Heads Up is a story about the end of the world. But really it’s about anxiety, alienation, and late capitalism. It’s a story told in second person about these lives playing out in this city, which is a stand-in for the city we sit in, now. I tell the story at a desk, with two audio samplers from I which I also operate sounds and music. If it sounds weird I suppose that’s because it is, but there is I think a kind of logic to it all. And there are jokes in it too, honest.


How does it feel returning to Edinburgh after your success last year?

It’s nice to be part of the British Council showcase and a bit of a treat to only be performing for the last week if I’m honest. Bringing a tried and tested show back to the Fringe is, while admittedly a little less exciting than premiering brand new work, also definitely less nerve-wracking too.
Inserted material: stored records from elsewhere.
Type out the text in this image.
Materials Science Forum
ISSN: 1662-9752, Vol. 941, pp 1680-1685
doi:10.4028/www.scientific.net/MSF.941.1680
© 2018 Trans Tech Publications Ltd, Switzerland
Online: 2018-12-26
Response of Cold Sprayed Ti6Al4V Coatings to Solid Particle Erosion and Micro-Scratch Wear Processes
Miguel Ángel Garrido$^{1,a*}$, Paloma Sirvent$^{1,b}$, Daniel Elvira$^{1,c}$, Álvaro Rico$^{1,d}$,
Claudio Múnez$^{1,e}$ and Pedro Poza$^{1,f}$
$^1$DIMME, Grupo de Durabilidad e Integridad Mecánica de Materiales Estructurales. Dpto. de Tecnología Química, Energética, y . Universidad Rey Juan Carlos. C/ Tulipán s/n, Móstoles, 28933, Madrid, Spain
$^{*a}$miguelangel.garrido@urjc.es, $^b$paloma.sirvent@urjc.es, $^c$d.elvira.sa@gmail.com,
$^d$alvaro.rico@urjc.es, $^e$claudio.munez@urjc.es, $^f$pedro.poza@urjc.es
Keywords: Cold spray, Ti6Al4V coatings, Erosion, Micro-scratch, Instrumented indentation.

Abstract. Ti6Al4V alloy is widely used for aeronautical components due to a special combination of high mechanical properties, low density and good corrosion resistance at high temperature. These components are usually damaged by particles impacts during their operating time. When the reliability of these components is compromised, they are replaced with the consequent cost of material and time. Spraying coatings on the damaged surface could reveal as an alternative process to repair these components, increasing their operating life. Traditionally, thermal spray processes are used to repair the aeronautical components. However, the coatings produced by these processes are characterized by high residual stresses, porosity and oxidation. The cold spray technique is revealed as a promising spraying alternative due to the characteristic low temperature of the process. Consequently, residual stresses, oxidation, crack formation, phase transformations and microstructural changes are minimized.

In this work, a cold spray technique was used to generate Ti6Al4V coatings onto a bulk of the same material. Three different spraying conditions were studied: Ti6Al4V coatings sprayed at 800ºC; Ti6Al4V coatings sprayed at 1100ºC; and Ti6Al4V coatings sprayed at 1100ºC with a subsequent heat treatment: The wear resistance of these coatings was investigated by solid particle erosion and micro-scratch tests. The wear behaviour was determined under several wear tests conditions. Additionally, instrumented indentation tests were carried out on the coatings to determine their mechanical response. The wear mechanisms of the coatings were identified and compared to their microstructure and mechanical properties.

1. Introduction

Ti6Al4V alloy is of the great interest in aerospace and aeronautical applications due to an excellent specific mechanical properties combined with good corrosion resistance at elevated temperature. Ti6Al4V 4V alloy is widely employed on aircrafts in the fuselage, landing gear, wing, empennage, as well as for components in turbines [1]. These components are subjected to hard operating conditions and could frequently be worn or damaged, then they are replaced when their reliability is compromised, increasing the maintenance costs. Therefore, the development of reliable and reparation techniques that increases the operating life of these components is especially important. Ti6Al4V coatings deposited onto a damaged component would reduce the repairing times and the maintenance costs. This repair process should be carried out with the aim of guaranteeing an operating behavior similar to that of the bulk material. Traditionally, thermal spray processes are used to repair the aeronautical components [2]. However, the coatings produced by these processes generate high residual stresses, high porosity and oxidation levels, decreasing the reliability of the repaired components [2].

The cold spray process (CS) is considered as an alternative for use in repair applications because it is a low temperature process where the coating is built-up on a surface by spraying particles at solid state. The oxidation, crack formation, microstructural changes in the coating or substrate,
What is your top Fringe survival tip?

It can really feel like there is a lot of pressure at the Fringe, it is a real cauldron of critical attention. That can be great, and very enabling, but it can and does also take its toll on the artists performing there. Last year, I had no idea really what we’d made, or if it was actually any good. So in order to keep the head down and look after myself I decided not to ready any reviews. Some friends and peers and done this and recommend it. I found it pretty liberating and I’ve still not read anything that anyone has written about it.
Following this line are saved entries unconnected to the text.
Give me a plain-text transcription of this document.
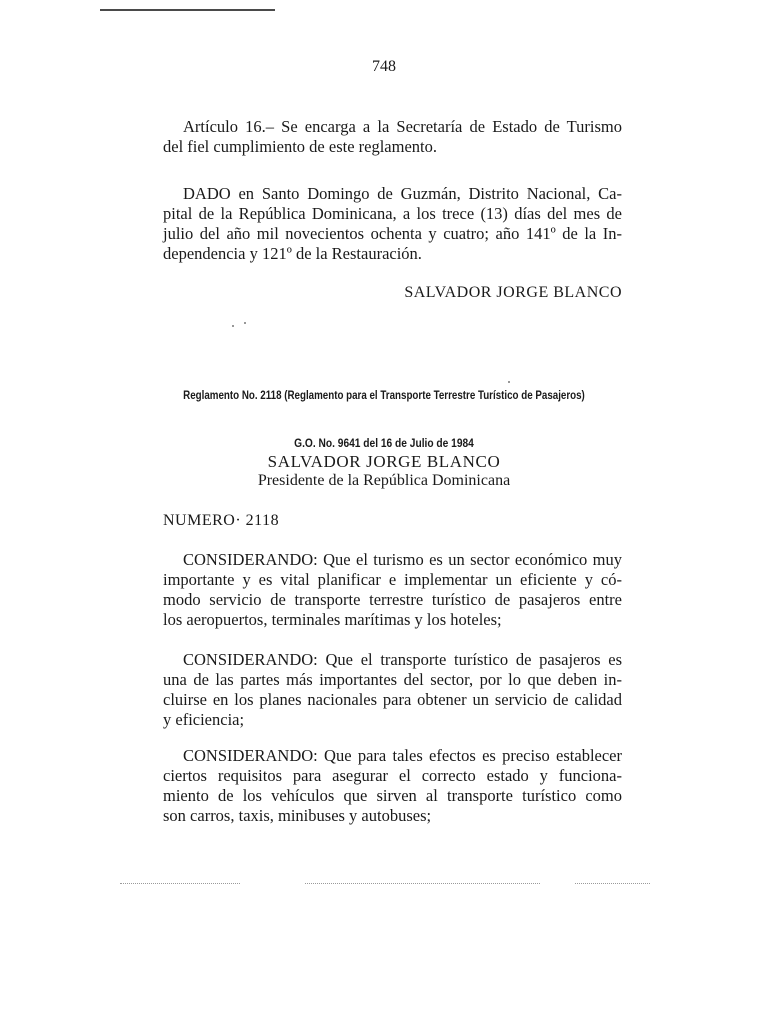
748
Artículo 16.– Se encarga a la Secretaría de Estado de Turismo
del fiel cumplimiento de este reglamento.
DADO en Santo Domingo de Guzmán, Distrito Nacional, Ca-
pital de la República Dominicana, a los trece (13) días del mes de
julio del año mil novecientos ochenta y cuatro; año 141º de la In-
dependencia y 121º de la Restauración.
SALVADOR JORGE BLANCO
Reglamento No. 2118 (Reglamento para el Transporte Terrestre Turístico de Pasajeros)
G.O. No. 9641 del 16 de Julio de 1984
SALVADOR JORGE BLANCO
Presidente de la República Dominicana
NUMERO· 2118
CONSIDERANDO: Que el turismo es un sector económico muy
importante y es vital planificar e implementar un eficiente y có-
modo servicio de transporte terrestre turístico de pasajeros entre
los aeropuertos, terminales marítimas y los hoteles;
CONSIDERANDO: Que el transporte turístico de pasajeros es
una de las partes más importantes del sector, por lo que deben in-
cluirse en los planes nacionales para obtener un servicio de calidad
y eficiencia;
CONSIDERANDO: Que para tales efectos es preciso establecer
ciertos requisitos para asegurar el correcto estado y funciona-
miento de los vehículos que sirven al transporte turístico como
son carros, taxis, minibuses y autobuses;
What is the best and worst thing about the festival?

The best thing is having artists and companies that I love and admire show up on my doorstep. As an artist based in Scotland, the Fringe gives me access to work and to relationships that I wouldn’t otherwise have – and I genuinely love it for that. The worst thing? Unsustainable exploitative labour practices. A debt-inducing pay-to-play culture that excludes whole demographics from participating either as artists or venue staff. The “you can sleep in September” type celebration of pressure and exhaustion that actually batters people’s mental health. Ticket prices. Inflated Edinburgh rents. Basically all the stuff that you can file under “hyper-accelerated capitalist art fair.”